What is happening in the UK is mirrored in other countries. Oxfam International’s report shows that while the richest 1 percent captured 54 percent of new global wealth over the past decade, this has accelerated to 63 percent in the past two years. $42 trillion of new wealth was created between December 2019 and December 2021.

While ordinary people are making daily sacrifices on essentials like food, the super-rich have outdone even their wildest dreams. Just two years in, this decade is shaping up to be the best yet for billionaires —a roaring ‘20s boom for the world’s richest,” said Gabriela Bucher, Executive Director of Oxfam International 2021

Not one thing that women have gained has been won without organisation, agitation, campaigning and struggle. So, it is today. Let our inspiration be in how women  have  struggled for a better life in the past and  in the great campaigns today.

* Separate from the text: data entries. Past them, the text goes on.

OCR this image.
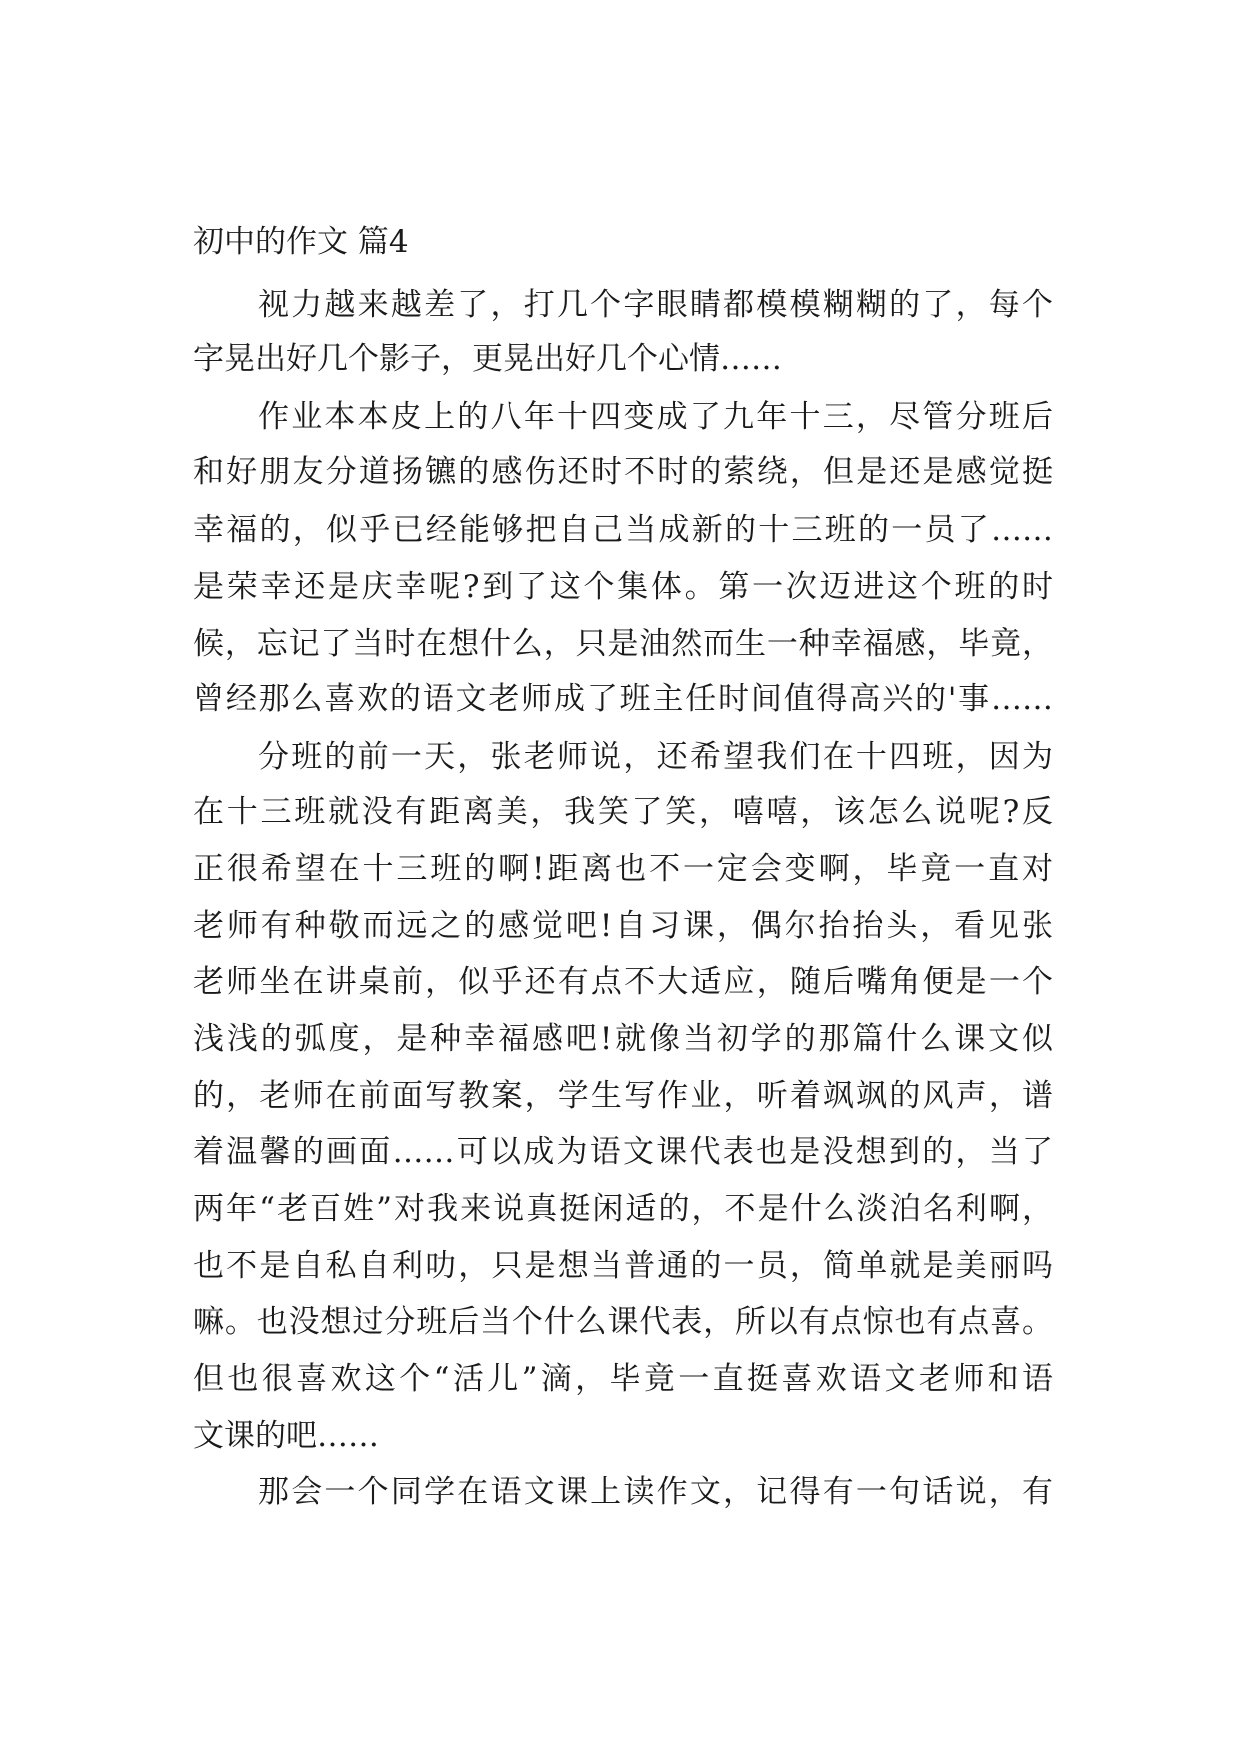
初中的作文 篇4

视力越来越差了，打几个字眼睛都模模糊糊的了，每个

字晃出好几个影子，更晃出好几个心情……

作业本本皮上的八年十四变成了九年十三，尽管分班后

和好朋友分道扬镳的感伤还时不时的萦绕，但是还是感觉挺

幸福的，似乎已经能够把自己当成新的十三班的一员了……

是荣幸还是庆幸呢?到了这个集体。第一次迈进这个班的时

候，忘记了当时在想什么，只是油然而生一种幸福感，毕竟，

曾经那么喜欢的语文老师成了班主任时间值得高兴的'事……

分班的前一天，张老师说，还希望我们在十四班，因为

在十三班就没有距离美，我笑了笑，嘻嘻，该怎么说呢?反

正很希望在十三班的啊!距离也不一定会变啊，毕竟一直对

老师有种敬而远之的感觉吧!自习课，偶尔抬抬头，看见张

老师坐在讲桌前，似乎还有点不大适应，随后嘴角便是一个

浅浅的弧度，是种幸福感吧!就像当初学的那篇什么课文似

的，老师在前面写教案，学生写作业，听着飒飒的风声，谱

着温馨的画面……可以成为语文课代表也是没想到的，当了

两年“老百姓”对我来说真挺闲适的，不是什么淡泊名利啊，

也不是自私自利叻，只是想当普通的一员，简单就是美丽吗

嘛。也没想过分班后当个什么课代表，所以有点惊也有点喜。

但也很喜欢这个“活儿”滴，毕竟一直挺喜欢语文老师和语

文课的吧……

那会一个同学在语文课上读作文，记得有一句话说，有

“Inspire Inclusion” is 2024s International women’s Day slogan. We want to inspire women’s inclusion in the drive to improve the lives of working-class women and children.

It wasn’t wealthy women who led the earlier struggles of the women working in mills, tobacco factories, or  as domestic servants. Our inspiration is with the women who fought for all women,  and founded International Women’s Day

Bread
and Roses

In the words  the women’s anthem  Bread and Roses ( credit to Unison) we say

“As we go marching ,marching we battle too for men for they are women’s children and we mother them again”

In the tradition of the suffragettes,Let’s Inspire or incite women to rebellion, or even incite women to organise for a better life for locally nationally and internationally.